Set up barrels on an area free of grass. Grass tends to be slippery and dangerous for the horse and rider. Walk your horse throughout the barrel pattern. If your horse is about 10 feet from the barrel, stop the horse; take three or more steps back, ensuring the horse’s hind end is beneath him. Have your horse move forward walking round the barrel. It is fine to go a little wide but bring the horse in closer as you leave the barrel. Do this for every barrel but after the next barrel, return to the beginning position. Proceed to trotting the barrels after your horse masters walking the Port St. Lucie fl bat removal. Trot until the barrels but continue to walk around them. Have your horse start trotting when you start moving away from the barrel. Repeat this at each barrel being sure to go to the starting position after the third barrel.

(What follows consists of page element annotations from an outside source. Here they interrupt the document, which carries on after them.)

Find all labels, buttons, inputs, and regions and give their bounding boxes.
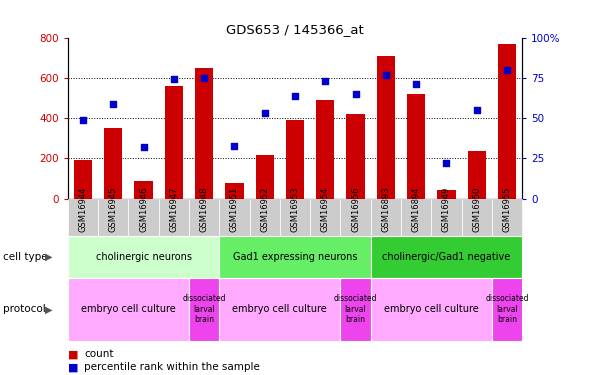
- Point: [320, 78, 330, 84]
- Bar: [135, 181, 153, 199]
- Bar: [165, 86, 183, 199]
- Point: [230, 142, 239, 148]
- Text: GSM16953: GSM16953: [290, 187, 300, 232]
- Bar: [468, 152, 486, 199]
- Text: Gad1 expressing neurons: Gad1 expressing neurons: [232, 252, 358, 262]
- Text: GSM16955: GSM16955: [503, 187, 512, 232]
- Text: GSM16950: GSM16950: [472, 187, 481, 232]
- Point: [381, 72, 391, 78]
- Point: [411, 81, 421, 87]
- Text: GSM16893: GSM16893: [381, 187, 391, 232]
- Text: ■: ■: [68, 363, 78, 372]
- Bar: [104, 128, 122, 199]
- Text: dissociated
larval
brain: dissociated larval brain: [182, 294, 226, 324]
- Bar: [377, 56, 395, 199]
- Bar: [286, 120, 304, 199]
- Text: percentile rank within the sample: percentile rank within the sample: [84, 363, 260, 372]
- Text: GSM16894: GSM16894: [412, 187, 421, 232]
- Bar: [74, 160, 92, 199]
- Text: GSM16946: GSM16946: [139, 187, 148, 232]
- Text: embryo cell culture: embryo cell culture: [81, 304, 176, 314]
- Text: cholinergic/Gad1 negative: cholinergic/Gad1 negative: [382, 252, 510, 262]
- Text: dissociated
larval
brain: dissociated larval brain: [485, 294, 529, 324]
- Text: GSM16947: GSM16947: [169, 187, 178, 232]
- Text: count: count: [84, 350, 114, 359]
- Text: dissociated
larval
brain: dissociated larval brain: [334, 294, 378, 324]
- Text: GSM16956: GSM16956: [351, 187, 360, 232]
- Point: [502, 67, 512, 73]
- Title: GDS653 / 145366_at: GDS653 / 145366_at: [226, 23, 364, 36]
- Point: [351, 91, 360, 97]
- Text: embryo cell culture: embryo cell culture: [232, 304, 327, 314]
- Bar: [498, 44, 516, 199]
- Text: cell type: cell type: [3, 252, 48, 262]
- Point: [260, 110, 270, 116]
- Point: [139, 144, 148, 150]
- Point: [442, 160, 451, 166]
- Point: [109, 100, 118, 106]
- Text: GSM16954: GSM16954: [321, 187, 330, 232]
- Point: [78, 117, 88, 123]
- Bar: [346, 114, 365, 199]
- Text: GSM16952: GSM16952: [260, 187, 269, 232]
- Text: ▶: ▶: [45, 304, 52, 314]
- Text: ▶: ▶: [45, 252, 52, 262]
- Point: [199, 75, 209, 81]
- Text: GSM16948: GSM16948: [199, 187, 209, 232]
- Text: GSM16951: GSM16951: [230, 187, 239, 232]
- Bar: [255, 155, 274, 199]
- Text: GSM16949: GSM16949: [442, 187, 451, 232]
- Text: cholinergic neurons: cholinergic neurons: [96, 252, 192, 262]
- Text: GSM16945: GSM16945: [109, 187, 118, 232]
- Text: GSM16944: GSM16944: [78, 187, 87, 232]
- Bar: [316, 100, 335, 199]
- Bar: [195, 68, 213, 199]
- Text: ■: ■: [68, 350, 78, 359]
- Bar: [437, 190, 455, 199]
- Text: embryo cell culture: embryo cell culture: [384, 304, 478, 314]
- Bar: [225, 183, 244, 199]
- Point: [169, 76, 179, 82]
- Point: [472, 107, 481, 113]
- Bar: [407, 94, 425, 199]
- Text: protocol: protocol: [3, 304, 45, 314]
- Point: [290, 93, 300, 99]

Do other events with your horse like poles, cones or just trail riding to keep him from getting bored. Once your horse is doing well trotting around the barrels, then you can begin loping the barrels. Have someone videotape you and your horse while working the barrels to look for any issues. You will have the ability to determine if your horse is changing leads correctly or if he’s slowing down when required. At any time of training, if your horse has difficulties using the pattern, fix it before it gets out of hand by going back and walking through the routine. Do not try to put speed on your horse until he is well seasoned, usually at least one year.
To get your horse use to running in different arenas, let him barrel race in small shows or exhibitions. Make sure that you keep your horses’ mind sane and yours, by doing something apart from barrels. Keeping your horse happy is important for him to become a good barrel racer.